AG: (to his Naropa class) – So the homework. I am going to be taking Wednesday off, because I’m going off to Longmont (Colorado), and I want more time to rest now, to rest my weary brain after these labors of understanding, and after the weekend. And also my mother is coming to town, so I want to repose in Beulah for a while.
So Friday let’s meet again. I’ll try and discern the main outlines of the second book and the main good lines. The main outlines and the main brilliant language and zap through the second book, and go book-by-book now, speeding up and accelerating, since we have some basis of the whole story. We have some of the characters straightened out. We’ve got some ground. I don’t know. There’ll still be lots to look up, like Reuben and Penmaenmawr (“Reuben slept on Penmaenmawr & Levi slept on Snowden”) and Gwendollen and Ragan and Sabrina and Gonorill and Mehetable…
Student: I was going to suggest if there’s … if there’s a lot of confusion maybe the class could meet on Wednesday and have a discussion.
AG: Sure.
Student: Go over the first book, if people are interested.

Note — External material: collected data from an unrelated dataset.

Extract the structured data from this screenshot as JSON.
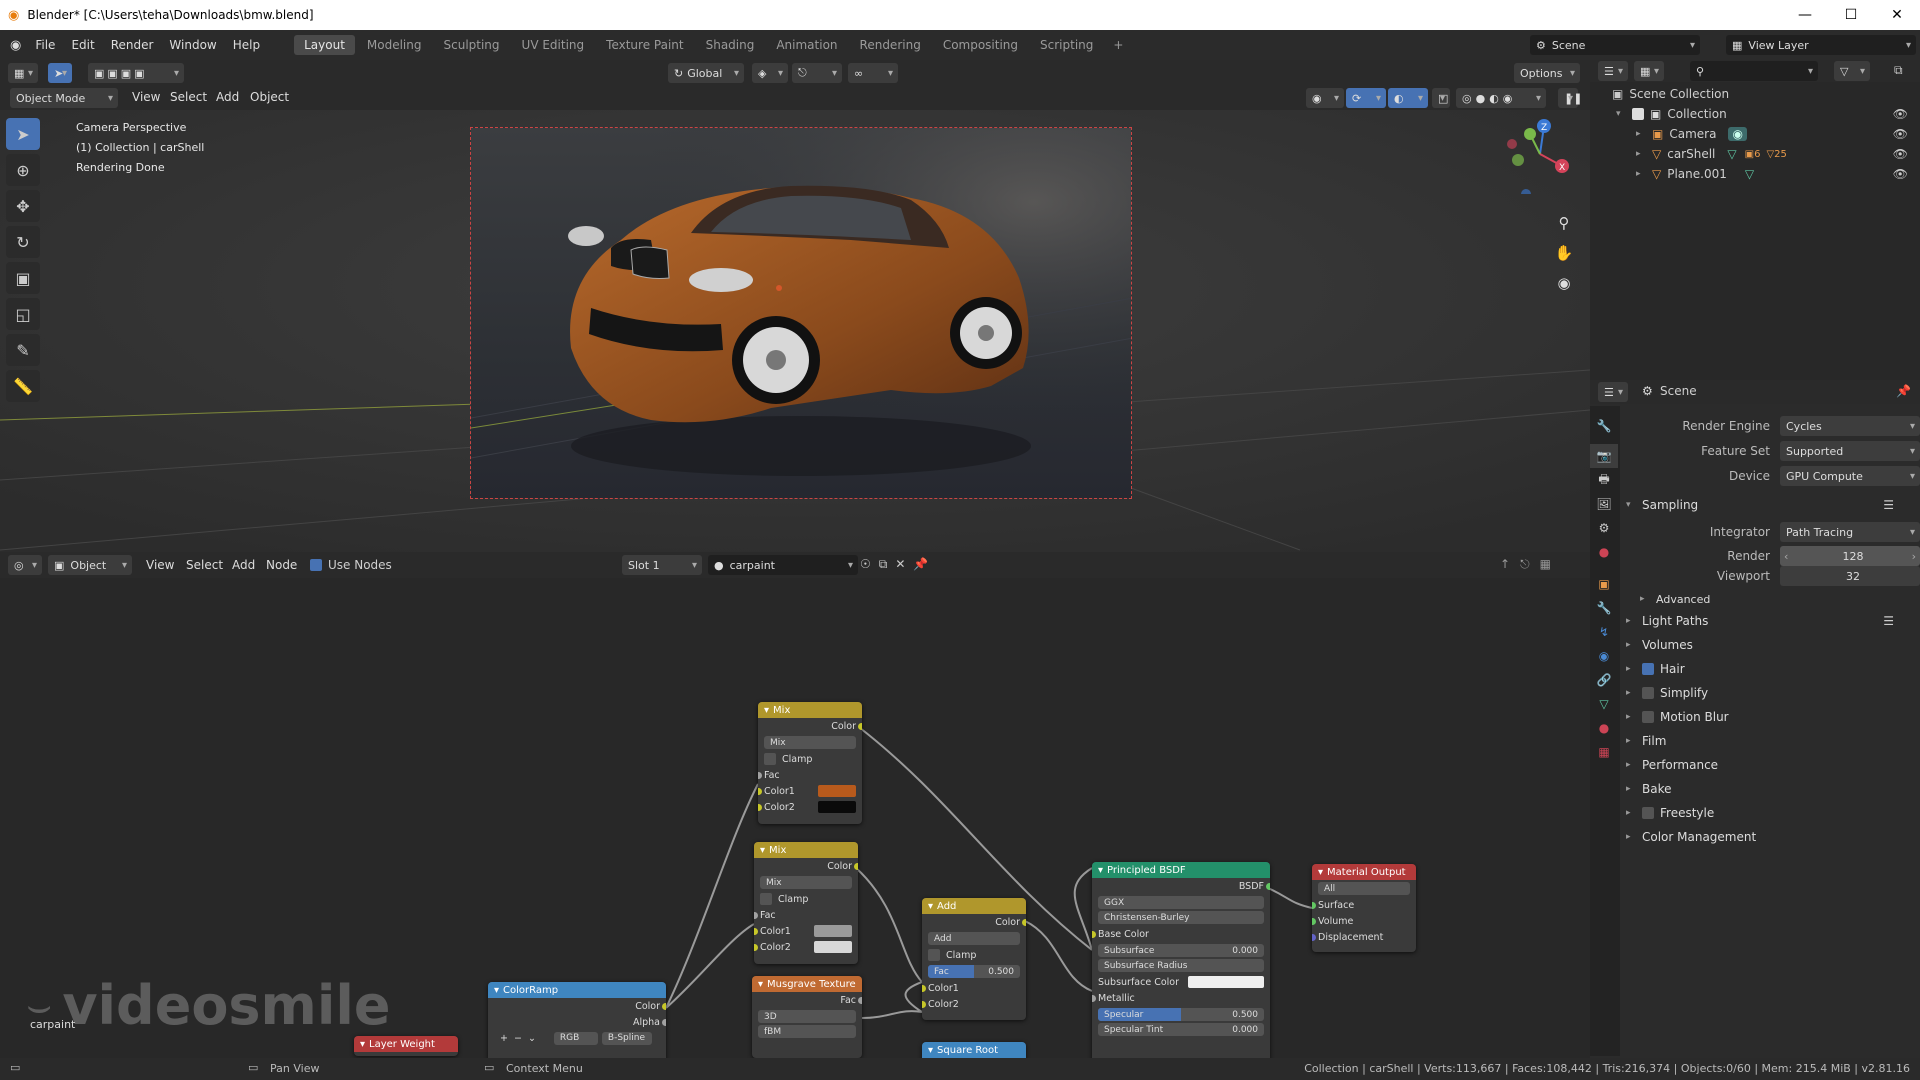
{
  "titlebar": {
    "title": "Blender* [C:\\Users\\teha\\Downloads\\bmw.blend]",
    "minimize": "—",
    "maximize": "☐",
    "close": "✕"
  },
  "menus": [
    "File",
    "Edit",
    "Render",
    "Window",
    "Help"
  ],
  "workspaces": [
    {
      "label": "Layout",
      "active": true
    },
    {
      "label": "Modeling"
    },
    {
      "label": "Sculpting"
    },
    {
      "label": "UV Editing"
    },
    {
      "label": "Texture Paint"
    },
    {
      "label": "Shading"
    },
    {
      "label": "Animation"
    },
    {
      "label": "Rendering"
    },
    {
      "label": "Compositing"
    },
    {
      "label": "Scripting"
    }
  ],
  "add_workspace": "+",
  "scene_selector": "Scene",
  "view_layer_selector": "View Layer",
  "toolrow": {
    "orientation": "Global",
    "options": "Options"
  },
  "viewport_header": {
    "mode": "Object Mode",
    "view": "View",
    "select": "Select",
    "add": "Add",
    "object": "Object"
  },
  "viewport_overlay": {
    "line1": "Camera Perspective",
    "line2": "(1) Collection | carShell",
    "line3": "Rendering Done"
  },
  "gizmo": {
    "z": "Z",
    "y": "Y",
    "x": "X"
  },
  "node_header": {
    "editor": "Object",
    "view": "View",
    "select": "Select",
    "add": "Add",
    "node": "Node",
    "use_nodes": "Use Nodes",
    "slot": "Slot 1",
    "material": "carpaint"
  },
  "outliner": {
    "search_placeholder": "",
    "scene_collection": "Scene Collection",
    "items": [
      {
        "label": "Collection"
      },
      {
        "label": "Camera"
      },
      {
        "label": "carShell"
      },
      {
        "label": "Plane.001"
      }
    ],
    "carshell_badges": [
      "6",
      "25"
    ]
  },
  "properties": {
    "context": "Scene",
    "render_engine_label": "Render Engine",
    "render_engine": "Cycles",
    "feature_set_label": "Feature Set",
    "feature_set": "Supported",
    "device_label": "Device",
    "device": "GPU Compute",
    "sampling": "Sampling",
    "integrator_label": "Integrator",
    "integrator": "Path Tracing",
    "render_label": "Render",
    "render_value": "128",
    "viewport_label": "Viewport",
    "viewport_value": "32",
    "advanced": "Advanced",
    "panels": [
      {
        "label": "Light Paths",
        "check": null
      },
      {
        "label": "Volumes",
        "check": null
      },
      {
        "label": "Hair",
        "check": true
      },
      {
        "label": "Simplify",
        "check": false
      },
      {
        "label": "Motion Blur",
        "check": false
      },
      {
        "label": "Film",
        "check": null
      },
      {
        "label": "Performance",
        "check": null
      },
      {
        "label": "Bake",
        "check": null
      },
      {
        "label": "Freestyle",
        "check": false
      },
      {
        "label": "Color Management",
        "check": null
      }
    ]
  },
  "nodes": {
    "mix1": {
      "title": "Mix",
      "out": "Color",
      "mode": "Mix",
      "clamp": "Clamp",
      "fac": "Fac",
      "c1": "Color1",
      "c2": "Color2"
    },
    "mix2": {
      "title": "Mix",
      "out": "Color",
      "mode": "Mix",
      "clamp": "Clamp",
      "fac": "Fac",
      "c1": "Color1",
      "c2": "Color2"
    },
    "add": {
      "title": "Add",
      "out": "Color",
      "mode": "Add",
      "clamp": "Clamp",
      "fac": "Fac",
      "fac_value": "0.500",
      "c1": "Color1",
      "c2": "Color2"
    },
    "bsdf": {
      "title": "Principled BSDF",
      "out": "BSDF",
      "dist": "GGX",
      "sss": "Christensen-Burley",
      "base": "Base Color",
      "subsurface": "Subsurface",
      "subsurface_val": "0.000",
      "ssr": "Subsurface Radius",
      "ssc": "Subsurface Color",
      "metallic": "Metallic",
      "specular": "Specular",
      "specular_val": "0.500",
      "spec_tint": "Specular Tint",
      "spec_tint_val": "0.000"
    },
    "output": {
      "title": "Material Output",
      "target": "All",
      "surface": "Surface",
      "volume": "Volume",
      "displacement": "Displacement"
    },
    "ramp": {
      "title": "ColorRamp",
      "color": "Color",
      "alpha": "Alpha",
      "mode": "RGB",
      "interp": "B-Spline"
    },
    "musgrave": {
      "title": "Musgrave Texture",
      "fac": "Fac",
      "dim": "3D",
      "type": "fBM"
    },
    "sqrt": {
      "title": "Square Root"
    },
    "layerweight": {
      "title": "Layer Weight"
    }
  },
  "colors": {
    "mix_color1": "#b85a1c",
    "mix_color2": "#0a0a0a",
    "mix2_color1": "#9a9a9a",
    "mix2_color2": "#d8d8d8"
  },
  "node_watermark": "videosmile",
  "node_material_label": "carpaint",
  "statusbar": {
    "pan": "Pan View",
    "context": "Context Menu",
    "stats": "Collection | carShell | Verts:113,667 | Faces:108,442 | Tris:216,374 | Objects:0/60 | Mem: 215.4 MiB | v2.81.16"
  }
}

AG: Would you like to meet here when I’m gone? That would be delightful.
Student: …How many people would be interested in meeting Wednesday? – (show of hands)
AG: That’d be great. Okay.
Student: And we’ll just review (Book) One.

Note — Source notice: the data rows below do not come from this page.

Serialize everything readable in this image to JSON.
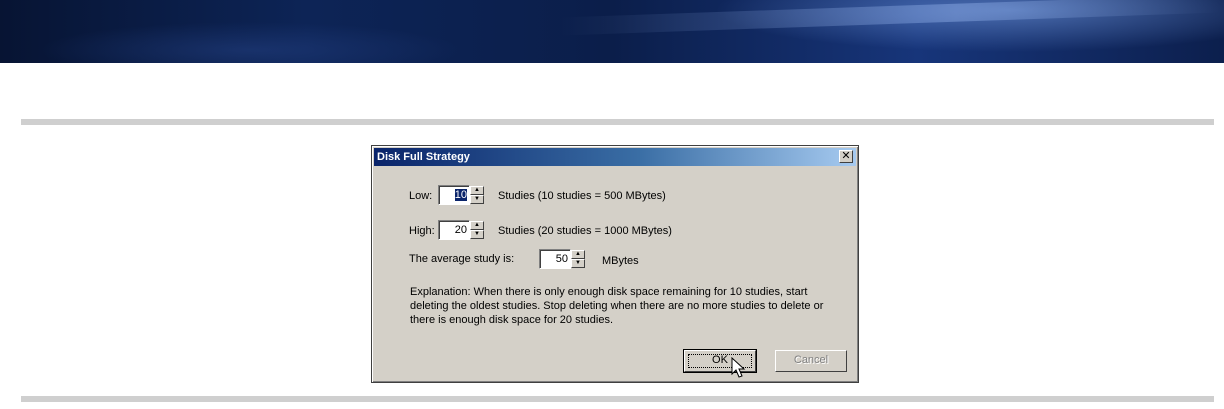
{
  "dialog": {
    "title": "Disk Full Strategy",
    "close_glyph": "✕",
    "low": {
      "label": "Low:",
      "value": "10",
      "note": "Studies (10 studies = 500 MBytes)"
    },
    "high": {
      "label": "High:",
      "value": "20",
      "note": "Studies (20 studies = 1000 MBytes)"
    },
    "average": {
      "label": "The average study is:",
      "value": "50",
      "unit": "MBytes"
    },
    "explanation": "Explanation: When there is only enough disk space remaining for 10 studies, start deleting the oldest studies.  Stop deleting when there are no more studies to delete or there is enough disk space for 20 studies.",
    "ok_label": "OK",
    "cancel_label": "Cancel"
  },
  "colors": {
    "dialog_bg": "#d4d0c8",
    "titlebar_start": "#0a246a",
    "titlebar_end": "#a6caf0",
    "selection": "#0a246a"
  },
  "icons": {
    "spin_up": "up-arrow-icon",
    "spin_down": "down-arrow-icon",
    "cursor": "mouse-pointer-icon",
    "close": "close-icon"
  }
}
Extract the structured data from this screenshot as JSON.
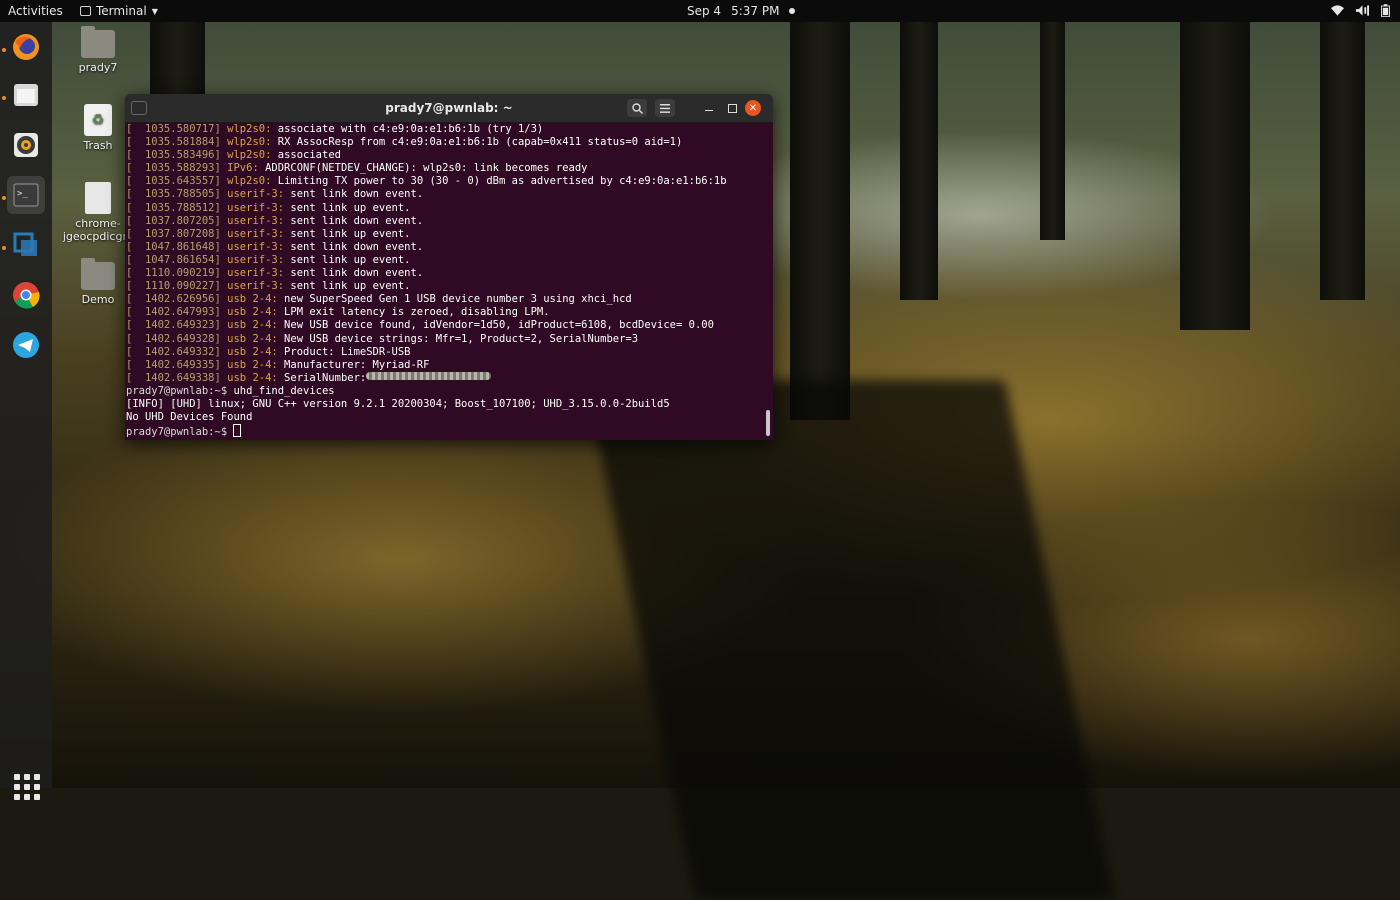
{
  "topbar": {
    "activities": "Activities",
    "app_menu": "Terminal",
    "date": "Sep 4",
    "time": "5:37 PM"
  },
  "dock": {
    "apps": [
      "firefox-icon",
      "files-icon",
      "rhythmbox-icon",
      "terminal-icon",
      "virtualbox-icon",
      "chrome-icon",
      "telegram-icon"
    ]
  },
  "desktop": {
    "icons": [
      {
        "label": "prady7"
      },
      {
        "label": "Trash"
      },
      {
        "label": "chrome-\njgeocpdicgm"
      },
      {
        "label": "Demo"
      }
    ]
  },
  "terminal": {
    "title": "prady7@pwnlab: ~",
    "lines": [
      {
        "ts": "[  1035.580717]",
        "src": "wlp2s0:",
        "msg": " associate with c4:e9:0a:e1:b6:1b (try 1/3)"
      },
      {
        "ts": "[  1035.581884]",
        "src": "wlp2s0:",
        "msg": " RX AssocResp from c4:e9:0a:e1:b6:1b (capab=0x411 status=0 aid=1)"
      },
      {
        "ts": "[  1035.583496]",
        "src": "wlp2s0:",
        "msg": " associated"
      },
      {
        "ts": "[  1035.588293]",
        "src": "IPv6:",
        "msg": " ADDRCONF(NETDEV_CHANGE): wlp2s0: link becomes ready"
      },
      {
        "ts": "[  1035.643557]",
        "src": "wlp2s0:",
        "msg": " Limiting TX power to 30 (30 - 0) dBm as advertised by c4:e9:0a:e1:b6:1b"
      },
      {
        "ts": "[  1035.788505]",
        "src": "userif-3:",
        "msg": " sent link down event."
      },
      {
        "ts": "[  1035.788512]",
        "src": "userif-3:",
        "msg": " sent link up event."
      },
      {
        "ts": "[  1037.807205]",
        "src": "userif-3:",
        "msg": " sent link down event."
      },
      {
        "ts": "[  1037.807208]",
        "src": "userif-3:",
        "msg": " sent link up event."
      },
      {
        "ts": "[  1047.861648]",
        "src": "userif-3:",
        "msg": " sent link down event."
      },
      {
        "ts": "[  1047.861654]",
        "src": "userif-3:",
        "msg": " sent link up event."
      },
      {
        "ts": "[  1110.090219]",
        "src": "userif-3:",
        "msg": " sent link down event."
      },
      {
        "ts": "[  1110.090227]",
        "src": "userif-3:",
        "msg": " sent link up event."
      },
      {
        "ts": "[  1402.626956]",
        "src": "usb 2-4:",
        "msg": " new SuperSpeed Gen 1 USB device number 3 using xhci_hcd"
      },
      {
        "ts": "[  1402.647993]",
        "src": "usb 2-4:",
        "msg": " LPM exit latency is zeroed, disabling LPM."
      },
      {
        "ts": "[  1402.649323]",
        "src": "usb 2-4:",
        "msg": " New USB device found, idVendor=1d50, idProduct=6108, bcdDevice= 0.00"
      },
      {
        "ts": "[  1402.649328]",
        "src": "usb 2-4:",
        "msg": " New USB device strings: Mfr=1, Product=2, SerialNumber=3"
      },
      {
        "ts": "[  1402.649332]",
        "src": "usb 2-4:",
        "msg": " Product: LimeSDR-USB"
      },
      {
        "ts": "[  1402.649335]",
        "src": "usb 2-4:",
        "msg": " Manufacturer: Myriad-RF"
      },
      {
        "ts": "[  1402.649338]",
        "src": "usb 2-4:",
        "msg": " SerialNumber:"
      }
    ],
    "command_prompt": "prady7@pwnlab:~$ ",
    "command": "uhd_find_devices",
    "info_line": "[INFO] [UHD] linux; GNU C++ version 9.2.1 20200304; Boost_107100; UHD_3.15.0.0-2build5",
    "result_line": "No UHD Devices Found",
    "final_prompt": "prady7@pwnlab:~$ "
  }
}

AG: Yeah, Peter will be here, I think, also. (to Peter Orlovsky) Can you come?
Peter Orlovsky: I’ve got a reading Wednesday night. I’d like to write something new.
AG: Okay. And maybe it can be taped and then I’ll catch up on it. That’d be great.

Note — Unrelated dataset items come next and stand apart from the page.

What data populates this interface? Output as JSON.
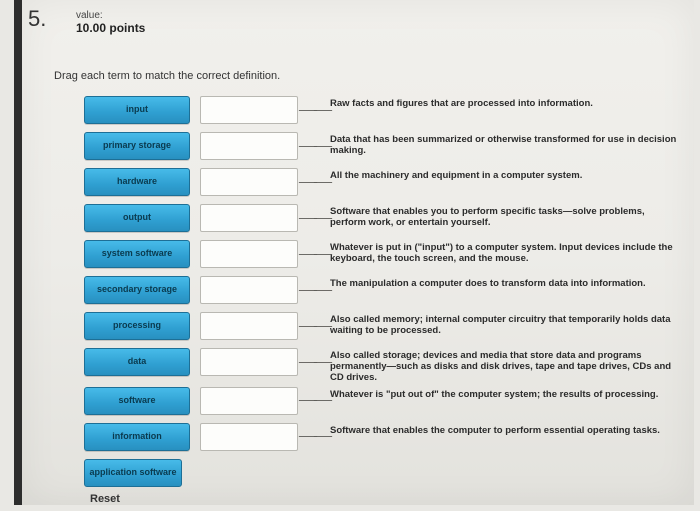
{
  "question": {
    "number": "5.",
    "value_label": "value:",
    "points": "10.00 points",
    "instructions": "Drag each term to match the correct definition."
  },
  "rows": [
    {
      "term": "input",
      "definition": "Raw facts and figures that are processed into information."
    },
    {
      "term": "primary storage",
      "definition": "Data that has been summarized or otherwise transformed for use in decision making."
    },
    {
      "term": "hardware",
      "definition": "All the machinery and equipment in a computer system."
    },
    {
      "term": "output",
      "definition": "Software that enables you to perform specific tasks—solve problems, perform work, or entertain yourself."
    },
    {
      "term": "system software",
      "definition": "Whatever is put in (\"input\") to a computer system. Input devices include the keyboard, the touch screen, and the mouse."
    },
    {
      "term": "secondary storage",
      "definition": "The manipulation a computer does to transform data into information."
    },
    {
      "term": "processing",
      "definition": "Also called memory; internal computer circuitry that temporarily holds data waiting to be processed."
    },
    {
      "term": "data",
      "definition": "Also called storage; devices and media that store data and programs permanently—such as disks and disk drives, tape and tape drives, CDs and CD drives."
    },
    {
      "term": "software",
      "definition": "Whatever is \"put out of\" the computer system; the results of processing."
    },
    {
      "term": "information",
      "definition": "Software that enables the computer to perform essential operating tasks."
    }
  ],
  "extra_term": "application software",
  "reset_label": "Reset",
  "connector_glyph": "——"
}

What should you do? What’ll you do? You got any idea or you want to figure it out then? Zap on through or just discuss? … well, whatever you do.
Student: Oh, on Wednesday? I was going to say we should review (Book) One. I think that’s … I know there’s a lot.. to gloss on
Student: Talk about … yeah.
AG: Have you ever tried to go through this minutely?
Student (2): I’ve never gotten further than about Plate 3 of Book One when I tried to do it line-by-line because there’s an incredible amount of….
AG: The first time I read it I read it this way – line-by-line with cross referencing.
Student (2): I mean it’s a….
AG: But fast. You know. Since I didn’t have to explain it, I just … you know, in one ear and out the other, checking it out..
Student(2): If you go through it line …
AG: And I got through the whole book.
Student(2): … you get this really queasy sensation that Tharmas himself gets, that, you know, everything that you think of as fact turns out to be a distortion of fact when spoken by one of the Zoas.
AG: Yeah.
Student (2): You really begin to feel what it’s like to create a universe out of nothing… with no reference at all. And I think that’s the point …
AG: Yeah.
Student (2): … you know, so that, as you said in the first class, that state of confusion, I think that’s really important. But it’s also important to try to … you know, find your (own way)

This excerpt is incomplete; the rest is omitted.